Privilege escalation is the technique of expanding access rights beyond what was initially obtained, allowing an attacker to perform actions that would otherwise be blocked. It is a near-universal step in any serious attack as the initial foothold rarely provides enough access to cause significant impact on its own.
There are two forms of privilege escalation:
- Vertical privilege escalation means moving from a lower-privileged account to a higher one, for example from a standard user to a local administrator or domain admin.
- Horizontal privilege escalation means accessing resources belonging to a different account at the same privilege level, such as reading another user’s files or email. Both are relevant depending on the attacker’s objective.
Vertical escalation is typically achieved by:
- exploiting an unpatched operating system or application vulnerabilities
- abusing misconfigured services or scheduled tasks that run with elevated privileges
- harvesting credentials from browser storage, configuration files, or memory
- exploiting weak file and registry permissions
In Windows environments, token impersonation and abuse of the SeImpersonatePrivilege are particularly common paths to SYSTEM-level access. In Linux environments, misconfigured sudo rules, SUID binaries, and writable cron jobs are frequent vectors.

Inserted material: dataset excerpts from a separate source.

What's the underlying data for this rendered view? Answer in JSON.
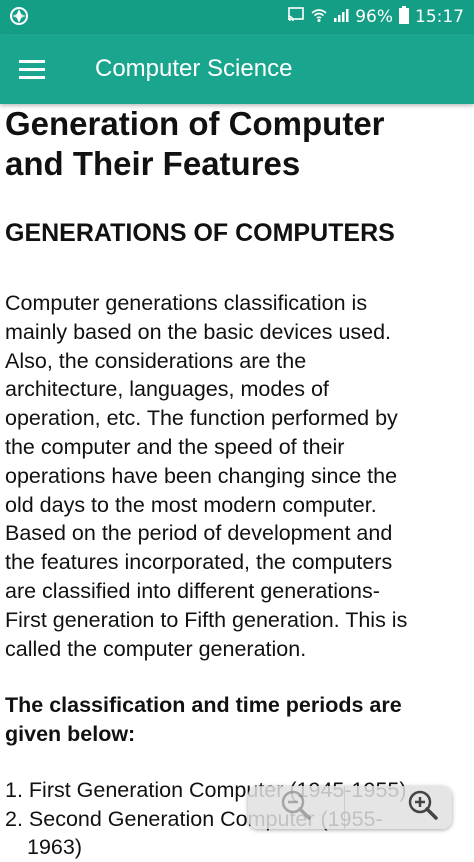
{
  "status_bar": {
    "battery": "96%",
    "time": "15:17",
    "icons": [
      "app-notification-icon",
      "cast-icon",
      "wifi-icon",
      "signal-icon",
      "battery-icon"
    ]
  },
  "app_bar": {
    "title": "Computer Science",
    "menu_icon": "hamburger-menu-icon"
  },
  "article": {
    "title_line1": "Generation of Computer",
    "title_line2": "and Their Features",
    "section_heading": "GENERATIONS OF COMPUTERS",
    "paragraph": [
      "Computer generations classification is",
      "mainly based on the basic devices used.",
      "Also, the considerations are the",
      "architecture, languages, modes of",
      "operation, etc. The function performed by",
      "the computer and the speed of their",
      "operations have been changing since the",
      "old days to the most modern computer.",
      "Based on the period of development and",
      "the features incorporated, the computers",
      "are classified into different generations-",
      "First generation to Fifth generation. This is",
      "called the computer generation."
    ],
    "subheading_line1": "The classification and time periods are",
    "subheading_line2": "given below:",
    "list": [
      "1. First Generation Computer (1945-1955)",
      "2. Second Generation Computer (1955-",
      "1963)"
    ]
  },
  "zoom_control": {
    "zoom_out_icon": "zoom-out-icon",
    "zoom_in_icon": "zoom-in-icon"
  },
  "colors": {
    "status_bar": "#159e86",
    "app_bar": "#1aa58e",
    "text": "#111111"
  }
}
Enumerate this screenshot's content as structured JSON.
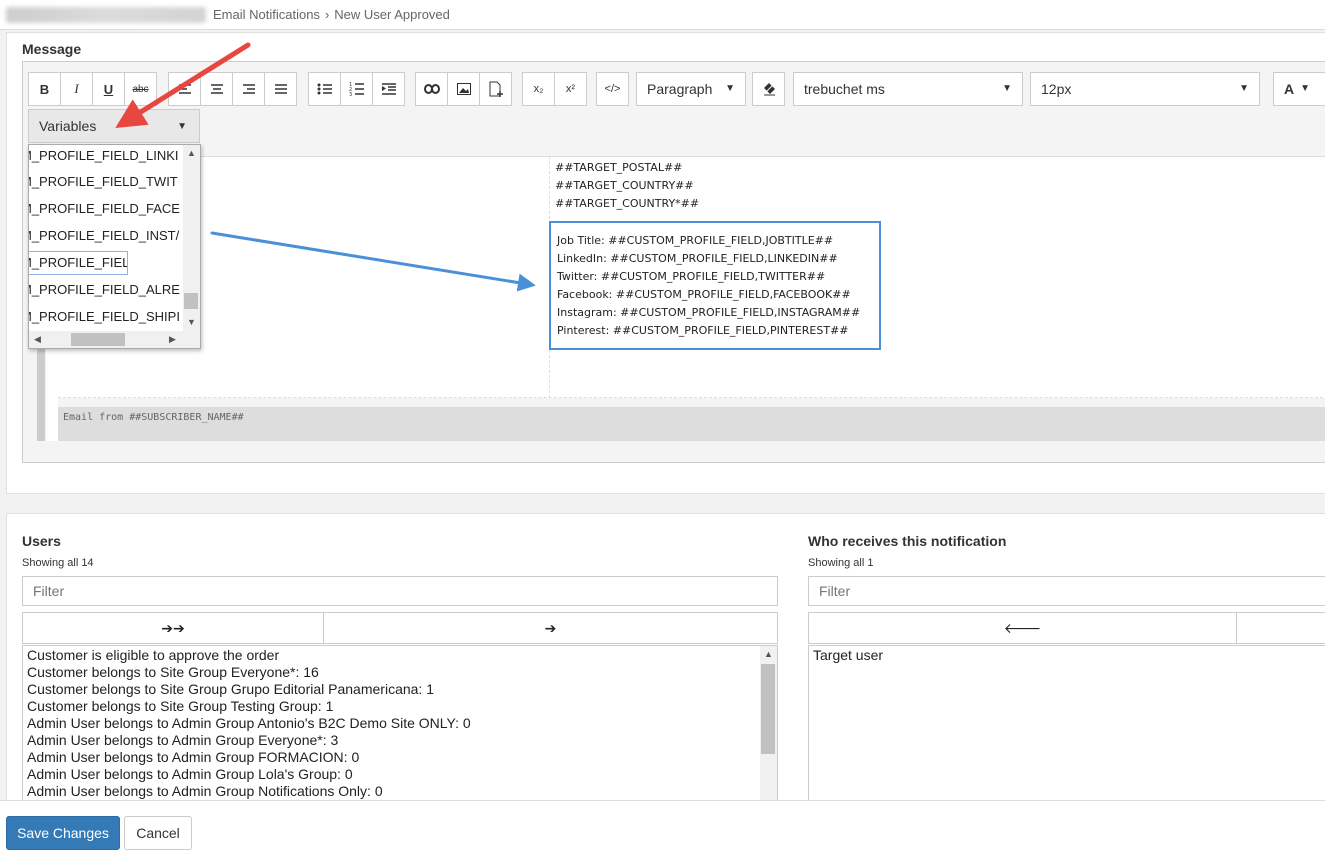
{
  "breadcrumb": {
    "items": [
      "Email Notifications",
      "New User Approved"
    ],
    "separator": "›"
  },
  "message": {
    "label": "Message",
    "toolbar": {
      "bold": "B",
      "italic": "I",
      "underline": "U",
      "strike": "abc",
      "subscript": "x₂",
      "superscript": "x²",
      "code": "</>",
      "paragraph": "Paragraph",
      "font_family": "trebuchet ms",
      "font_size": "12px",
      "font_color": "A"
    },
    "variables": {
      "label": "Variables",
      "items": [
        "M_PROFILE_FIELD_LINKI",
        "M_PROFILE_FIELD_TWIT",
        "M_PROFILE_FIELD_FACE",
        "M_PROFILE_FIELD_INST/",
        "M_PROFILE_FIELD_PINTI",
        "M_PROFILE_FIELD_ALRE",
        "M_PROFILE_FIELD_SHIPI"
      ],
      "selected_index": 4
    },
    "content": {
      "target_lines": [
        "##TARGET_POSTAL##",
        "##TARGET_COUNTRY##",
        "##TARGET_COUNTRY*##"
      ],
      "custom_fields": [
        "Job Title: ##CUSTOM_PROFILE_FIELD,JOBTITLE##",
        "LinkedIn: ##CUSTOM_PROFILE_FIELD,LINKEDIN##",
        "Twitter: ##CUSTOM_PROFILE_FIELD,TWITTER##",
        "Facebook: ##CUSTOM_PROFILE_FIELD,FACEBOOK##",
        "Instagram: ##CUSTOM_PROFILE_FIELD,INSTAGRAM##",
        "Pinterest: ##CUSTOM_PROFILE_FIELD,PINTEREST##"
      ],
      "footer": "Email from ##SUBSCRIBER_NAME##"
    }
  },
  "users": {
    "title": "Users",
    "showing": "Showing all 14",
    "filter_placeholder": "Filter",
    "move_all": "➔➔",
    "move_one": "➔",
    "items": [
      "Customer is eligible to approve the order",
      "Customer belongs to Site Group Everyone*: 16",
      "Customer belongs to Site Group Grupo Editorial Panamericana: 1",
      "Customer belongs to Site Group Testing Group: 1",
      "Admin User belongs to Admin Group Antonio's B2C Demo Site ONLY: 0",
      "Admin User belongs to Admin Group Everyone*: 3",
      "Admin User belongs to Admin Group FORMACION: 0",
      "Admin User belongs to Admin Group Lola's Group: 0",
      "Admin User belongs to Admin Group Notifications Only: 0"
    ]
  },
  "receivers": {
    "title": "Who receives this notification",
    "showing": "Showing all 1",
    "filter_placeholder": "Filter",
    "remove_one": "🡐",
    "items": [
      "Target user"
    ]
  },
  "actions": {
    "save": "Save Changes",
    "cancel": "Cancel"
  },
  "colors": {
    "primary": "#337ab7",
    "annotation_red": "#e8473f",
    "annotation_blue": "#4a90d9"
  }
}
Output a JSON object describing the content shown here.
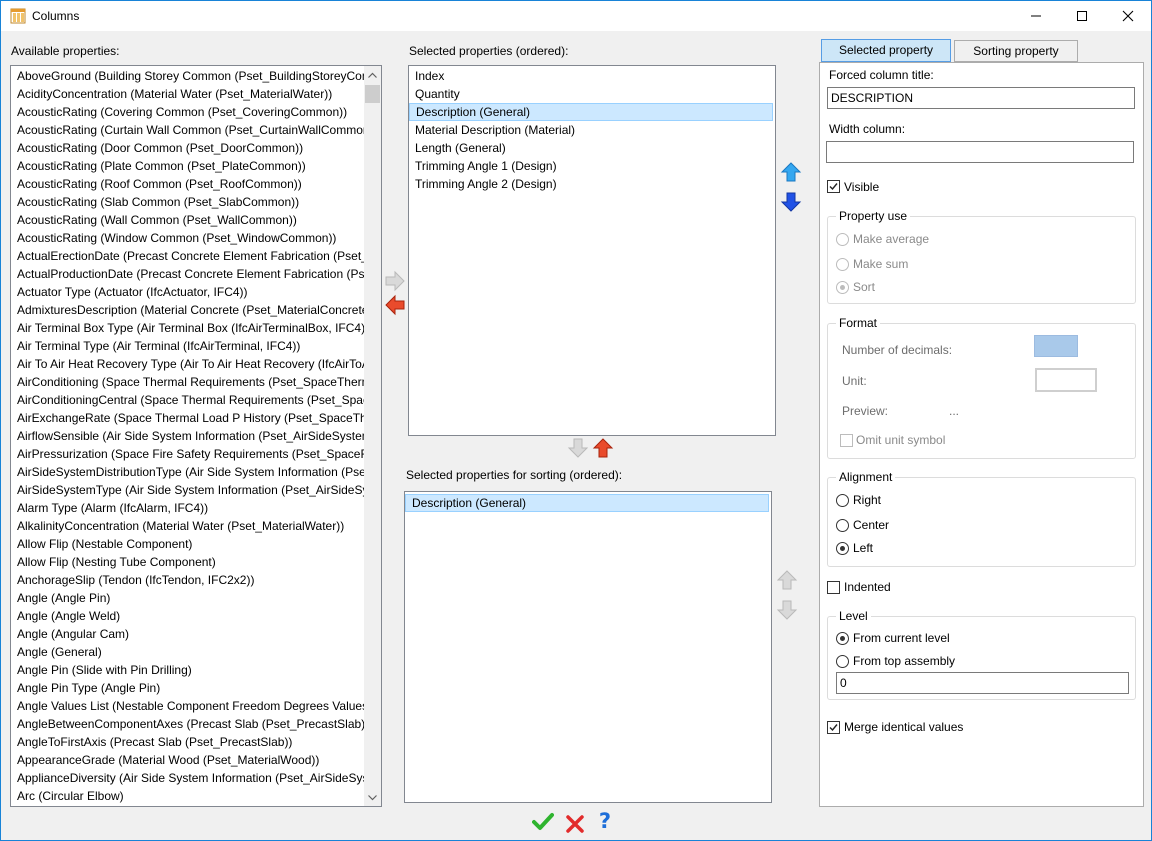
{
  "window": {
    "title": "Columns",
    "controls": [
      "minimize",
      "maximize",
      "close"
    ]
  },
  "available": {
    "label": "Available properties:",
    "items": [
      "AboveGround (Building Storey Common (Pset_BuildingStoreyCom",
      "AcidityConcentration (Material Water (Pset_MaterialWater))",
      "AcousticRating (Covering Common (Pset_CoveringCommon))",
      "AcousticRating (Curtain Wall Common (Pset_CurtainWallCommon",
      "AcousticRating (Door Common (Pset_DoorCommon))",
      "AcousticRating (Plate Common (Pset_PlateCommon))",
      "AcousticRating (Roof Common (Pset_RoofCommon))",
      "AcousticRating (Slab Common (Pset_SlabCommon))",
      "AcousticRating (Wall Common (Pset_WallCommon))",
      "AcousticRating (Window Common (Pset_WindowCommon))",
      "ActualErectionDate (Precast Concrete Element Fabrication (Pset_I",
      "ActualProductionDate (Precast Concrete Element Fabrication (Ps",
      "Actuator Type (Actuator (IfcActuator, IFC4))",
      "AdmixturesDescription (Material Concrete (Pset_MaterialConcrete",
      "Air Terminal Box Type (Air Terminal Box (IfcAirTerminalBox, IFC4))",
      "Air Terminal Type (Air Terminal (IfcAirTerminal, IFC4))",
      "Air To Air Heat Recovery Type (Air To Air Heat Recovery (IfcAirToA",
      "AirConditioning (Space Thermal Requirements (Pset_SpaceTherm",
      "AirConditioningCentral (Space Thermal Requirements (Pset_Spac",
      "AirExchangeRate (Space Thermal Load P History (Pset_SpaceTherr",
      "AirflowSensible (Air Side System Information (Pset_AirSideSystem",
      "AirPressurization (Space Fire Safety Requirements (Pset_SpaceFir",
      "AirSideSystemDistributionType (Air Side System Information (Pse",
      "AirSideSystemType (Air Side System Information (Pset_AirSideSys",
      "Alarm Type (Alarm (IfcAlarm, IFC4))",
      "AlkalinityConcentration (Material Water (Pset_MaterialWater))",
      "Allow Flip (Nestable Component)",
      "Allow Flip (Nesting Tube Component)",
      "AnchorageSlip (Tendon (IfcTendon, IFC2x2))",
      "Angle (Angle Pin)",
      "Angle (Angle Weld)",
      "Angle (Angular Cam)",
      "Angle (General)",
      "Angle Pin (Slide with Pin Drilling)",
      "Angle Pin Type (Angle Pin)",
      "Angle Values List (Nestable Component Freedom Degrees Values)",
      "AngleBetweenComponentAxes (Precast Slab (Pset_PrecastSlab))",
      "AngleToFirstAxis (Precast Slab (Pset_PrecastSlab))",
      "AppearanceGrade (Material Wood (Pset_MaterialWood))",
      "ApplianceDiversity (Air Side System Information (Pset_AirSideSyst",
      "Arc (Circular Elbow)"
    ]
  },
  "selected": {
    "label": "Selected properties (ordered):",
    "items": [
      "Index",
      "Quantity",
      "Description (General)",
      "Material Description (Material)",
      "Length (General)",
      "Trimming Angle 1 (Design)",
      "Trimming Angle 2 (Design)"
    ],
    "selected_index": 2
  },
  "sorting": {
    "label": "Selected properties for sorting (ordered):",
    "items": [
      "Description (General)"
    ],
    "selected_index": 0
  },
  "tabs": {
    "selected_property": "Selected property",
    "sorting_property": "Sorting property",
    "active": "selected_property"
  },
  "panel": {
    "forced_title_label": "Forced column title:",
    "forced_title_value": "DESCRIPTION",
    "width_label": "Width column:",
    "width_value": "",
    "visible_label": "Visible",
    "visible_checked": true,
    "property_use": {
      "title": "Property use",
      "make_average": "Make average",
      "make_sum": "Make sum",
      "sort": "Sort",
      "selected": "sort"
    },
    "format": {
      "title": "Format",
      "decimals_label": "Number of decimals:",
      "unit_label": "Unit:",
      "preview_label": "Preview:",
      "preview_value": "...",
      "omit_unit_label": "Omit unit symbol"
    },
    "alignment": {
      "title": "Alignment",
      "right": "Right",
      "center": "Center",
      "left": "Left",
      "selected": "left"
    },
    "indented_label": "Indented",
    "indented_checked": false,
    "level": {
      "title": "Level",
      "from_current": "From current level",
      "from_top": "From top assembly",
      "selected": "from_current",
      "value": "0"
    },
    "merge_label": "Merge identical values",
    "merge_checked": true
  },
  "footer": {
    "ok_icon": "checkmark-icon",
    "cancel_icon": "x-icon",
    "help_icon": "question-icon",
    "help_text": "?"
  },
  "colors": {
    "selection": "#cce8ff",
    "tab_active": "#cde6f7",
    "arrow_blue": "#1e63e9",
    "arrow_red": "#e53010",
    "ok_green": "#2fb42f"
  }
}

Attaining administrator or domain admin privileges can change the nature of a compromise entirely, as a Domain Admin is able to access every machine on the network and can extract all credentials from Active Directory, modify audit logs, and deploy software to any endpoint.
Internal penetration testing specifically tests whether privilege escalation paths exist within your environment by starting from a position of access that a realistic attacker would have after an initial compromise. Combined with lateral movement techniques, privilege escalation is the mechanism through which attackers reach critical systems from a low-value starting point.